Sunday, August 5, 2012

Filter on current datetime in BCS::ReadList upon Search Crawling

SharePoint Business Connectivity Services plus SharePoint Enterprise Search and/or SharePoint FAST is a powerful combination. With them you can unlock selective data from external repositories and bring into SharePoint context to realize search-driven applications. The external data is retrieved at Search Crawl time, and administrated in the search index file.
The SharePoint Indexing Engine first invokes the Finder method of the external content type(s) that is tagged as ‘RootFinder’ in the BDC Metadata Model. And second per returned entity the SpecificFinder to retrieve more details. If all required entity details are already returned by the Finder method, the latter can be skipped for better crawl performance and throughput.
Via the Finder method thus the set of relevant entities of external content type is retrieved. The decision what is relevant is made from perspective of the external repository upon the moment of invoking the Finder/ReadList method. A typical filter here is that of current datetime: only return active external entities.
Current datetime is a dynamic value to be determined at Finder invocation time.
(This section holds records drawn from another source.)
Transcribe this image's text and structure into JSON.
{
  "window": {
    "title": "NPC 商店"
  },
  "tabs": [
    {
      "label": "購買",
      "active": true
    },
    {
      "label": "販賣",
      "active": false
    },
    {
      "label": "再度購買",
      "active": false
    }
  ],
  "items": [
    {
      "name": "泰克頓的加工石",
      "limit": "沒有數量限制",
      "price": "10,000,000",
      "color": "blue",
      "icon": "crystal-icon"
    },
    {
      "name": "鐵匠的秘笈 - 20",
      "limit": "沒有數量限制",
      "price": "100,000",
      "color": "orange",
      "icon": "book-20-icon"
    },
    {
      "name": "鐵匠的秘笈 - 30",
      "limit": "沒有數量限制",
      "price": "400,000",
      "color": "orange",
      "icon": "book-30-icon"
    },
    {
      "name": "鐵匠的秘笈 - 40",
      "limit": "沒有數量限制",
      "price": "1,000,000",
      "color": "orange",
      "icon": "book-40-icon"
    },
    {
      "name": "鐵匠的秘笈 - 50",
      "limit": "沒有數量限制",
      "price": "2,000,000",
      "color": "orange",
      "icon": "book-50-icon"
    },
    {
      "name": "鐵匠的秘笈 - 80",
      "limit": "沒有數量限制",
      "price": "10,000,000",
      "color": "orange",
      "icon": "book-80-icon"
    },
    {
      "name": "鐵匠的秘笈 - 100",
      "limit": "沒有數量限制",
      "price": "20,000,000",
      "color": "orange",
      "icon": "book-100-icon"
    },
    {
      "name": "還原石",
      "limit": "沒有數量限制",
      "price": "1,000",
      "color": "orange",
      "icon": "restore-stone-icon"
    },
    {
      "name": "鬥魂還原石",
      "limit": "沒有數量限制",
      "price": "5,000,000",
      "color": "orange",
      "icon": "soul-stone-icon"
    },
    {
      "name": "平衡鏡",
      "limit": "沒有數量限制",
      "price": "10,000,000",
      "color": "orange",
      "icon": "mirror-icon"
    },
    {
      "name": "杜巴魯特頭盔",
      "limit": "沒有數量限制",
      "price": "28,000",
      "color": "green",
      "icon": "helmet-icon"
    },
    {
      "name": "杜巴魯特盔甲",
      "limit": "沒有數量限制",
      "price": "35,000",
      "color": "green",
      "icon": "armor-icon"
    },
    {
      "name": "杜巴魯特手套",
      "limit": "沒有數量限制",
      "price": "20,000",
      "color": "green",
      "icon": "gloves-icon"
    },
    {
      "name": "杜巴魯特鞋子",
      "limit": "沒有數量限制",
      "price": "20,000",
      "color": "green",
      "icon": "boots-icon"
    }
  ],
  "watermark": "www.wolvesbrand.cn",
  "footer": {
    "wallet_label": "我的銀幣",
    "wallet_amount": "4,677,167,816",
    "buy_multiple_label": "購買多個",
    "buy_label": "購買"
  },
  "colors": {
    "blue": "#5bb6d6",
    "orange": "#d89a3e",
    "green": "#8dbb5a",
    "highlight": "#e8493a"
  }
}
A consequence is that this filter value cannot be a priori included in the BDC model. This leaves 3 options: derive and specify the dynamic value from either the context of the BCS::Finder consumer, from within the BCS::Finder provider as integration layer, or from the data access operation (web service, ADO.NET or custom connector) within the external repository.

BCS::Finder consumer context

In content crawling context the SharePoint Indexing Engine is the consumer. It is not possible the augment its the standard behaviour of invoking the Finder method.

BCS::Finder provider context

This option requires that the Finder execution invoke the associated access point of the external repository with DateTime.Now as filter parameter. This option is not supported for BCS no-code solutions, but requires the utilization of a custom BCS .Net Assembly Connector. If already a custom .Net Connector is used for retrieving data from the external repository, it is probably a minor change to extend it with this dynamic derived filter value. But if not, introducing the usage of a dedicated BCS .Net connector merely to filter on the current DateTime is somewhat of an overweighted solution approach.

DataAccess operation within external repository context

So that leaves as only option to apply the current datetime filter value within the interoperability point of the external repository. For example in Duet Enterprise scenarios to unlock SAP data to SharePoint: The invoked Query operation of the Gateway webservice must then self apply the system datetime. SAP NetWeaver supports this via the concept of default value for input parameters.
Sadly it is not possible to specify this at the level of the Gateway Data Model, so it must be specified in the invoked ABAP Function Module (RFC).
Note: avoid specifying application-specific default value in the RFC. Systemtime satisfies this guideline, but a concrete default value for DateTime input parameter typically does not.